Taking a page from the book of popular East Asian “idol dramas” that cater primarily to youth in their teens and twenties, the film features popular singers, actors, and actresses, cast regardless of any actual acting ability. Good idol dramas frequently feature teen romance, in which brooding characters with dark secrets and painful pasts elicit pathos and real emotion. Tiny Times, however, has done away with complex story arcs and character development. The film looks great but ultimately lacks substance.

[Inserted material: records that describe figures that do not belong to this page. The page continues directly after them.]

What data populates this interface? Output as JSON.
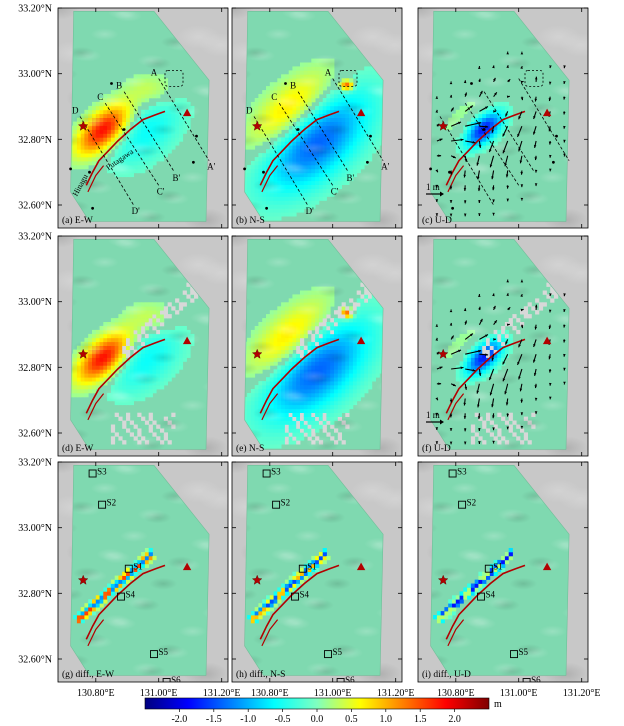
{
  "chart_data": {
    "type": "heatmap",
    "lat_labels": [
      "33.20°N",
      "33.00°N",
      "32.80°N",
      "32.60°N"
    ],
    "lat_values": [
      33.2,
      33.0,
      32.8,
      32.6
    ],
    "lon_labels": [
      "130.80°E",
      "131.00°E",
      "131.20°E"
    ],
    "lon_values": [
      130.8,
      131.0,
      131.2
    ],
    "xlim": [
      130.68,
      131.22
    ],
    "ylim": [
      32.53,
      33.2
    ],
    "panels": [
      {
        "label": "(a) E-W",
        "field": "ew",
        "arrows": false,
        "profiles": true,
        "sites": false
      },
      {
        "label": "(b) N-S",
        "field": "ns",
        "arrows": false,
        "profiles": true,
        "sites": false
      },
      {
        "label": "(c) U-D",
        "field": "ud",
        "arrows": true,
        "profiles": true,
        "sites": false
      },
      {
        "label": "(d) E-W",
        "field": "ew2",
        "arrows": false,
        "profiles": false,
        "sites": false
      },
      {
        "label": "(e) N-S",
        "field": "ns2",
        "arrows": false,
        "profiles": false,
        "sites": false
      },
      {
        "label": "(f) U-D",
        "field": "ud2",
        "arrows": true,
        "profiles": false,
        "sites": false
      },
      {
        "label": "(g) diff., E-W",
        "field": "dew",
        "arrows": false,
        "profiles": false,
        "sites": true
      },
      {
        "label": "(h) diff., N-S",
        "field": "dns",
        "arrows": false,
        "profiles": false,
        "sites": true
      },
      {
        "label": "(i) diff., U-D",
        "field": "dud",
        "arrows": false,
        "profiles": false,
        "sites": true
      }
    ],
    "profiles": [
      {
        "start": "A",
        "end": "A'"
      },
      {
        "start": "B",
        "end": "B'"
      },
      {
        "start": "C",
        "end": "C'"
      },
      {
        "start": "D",
        "end": "D'"
      }
    ],
    "fault_labels": [
      "Hinagu",
      "Futagawa"
    ],
    "sites": [
      {
        "name": "S3",
        "lon": 130.79,
        "lat": 33.165
      },
      {
        "name": "S2",
        "lon": 130.82,
        "lat": 33.07
      },
      {
        "name": "S1",
        "lon": 130.905,
        "lat": 32.875
      },
      {
        "name": "S4",
        "lon": 130.88,
        "lat": 32.79
      },
      {
        "name": "S5",
        "lon": 130.985,
        "lat": 32.615
      },
      {
        "name": "S6",
        "lon": 131.025,
        "lat": 32.53
      }
    ],
    "epicenter": {
      "lon": 130.76,
      "lat": 32.84
    },
    "volcano": {
      "lon": 131.09,
      "lat": 32.88
    },
    "scale_arrow_label": "1 m",
    "colorbar": {
      "ticks": [
        -2.0,
        -1.5,
        -1.0,
        -0.5,
        0.0,
        0.5,
        1.0,
        1.5,
        2.0
      ],
      "tick_labels": [
        "-2.0",
        "-1.5",
        "-1.0",
        "-0.5",
        "0.0",
        "0.5",
        "1.0",
        "1.5",
        "2.0"
      ],
      "range": [
        -2.5,
        2.5
      ],
      "unit": "m",
      "colors": [
        "#00007f",
        "#0000ff",
        "#007fff",
        "#00ffff",
        "#7fffbf",
        "#ffff00",
        "#ff7f00",
        "#ff0000",
        "#7f0000"
      ]
    },
    "base_color": "#7fd9b0",
    "outside_color": "#c8c8c8",
    "marker_color": "#b20000",
    "fault_color": "#b20000"
  }
}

The four characters’ professional aspirations amount to serving men with competence. The film is a Chinese version of “chick flick” minus the emotional engagement and relationship-based social realism that typically are associated with the Hollywood genre. The only enduring relationship in Tiny Times is the chicks’ relationship with material goods. The hyper-materialist life portrayed carries little plot but serves as a setting for consumption, and is more akin to MTV or reality TV than real drama. With its scandalously cartoonish characters, the film would have worked better as a satirical comedy, except that the director is too sincere in his celebration of material abundance to display any sense of irony.
We were caught completely off guard, stupefied by the film’s unabashed flaunting of wealth, glamor, and male power passed off as “what women want.” Its vulgar and utter lack of self-awareness is astonishing, but perhaps not too surprising. It appears to be the product of full-blown materialism in modern, urban Chinese society. The film speaks to the male fantasy of a world of female yearnings, which revolve around men and the goods men are best equipped to deliver, whether materially or bodily. It betrays a twisted male narcissism and a male desire for patriarchal power and control over female bodies and emotions misconstrued as female longing.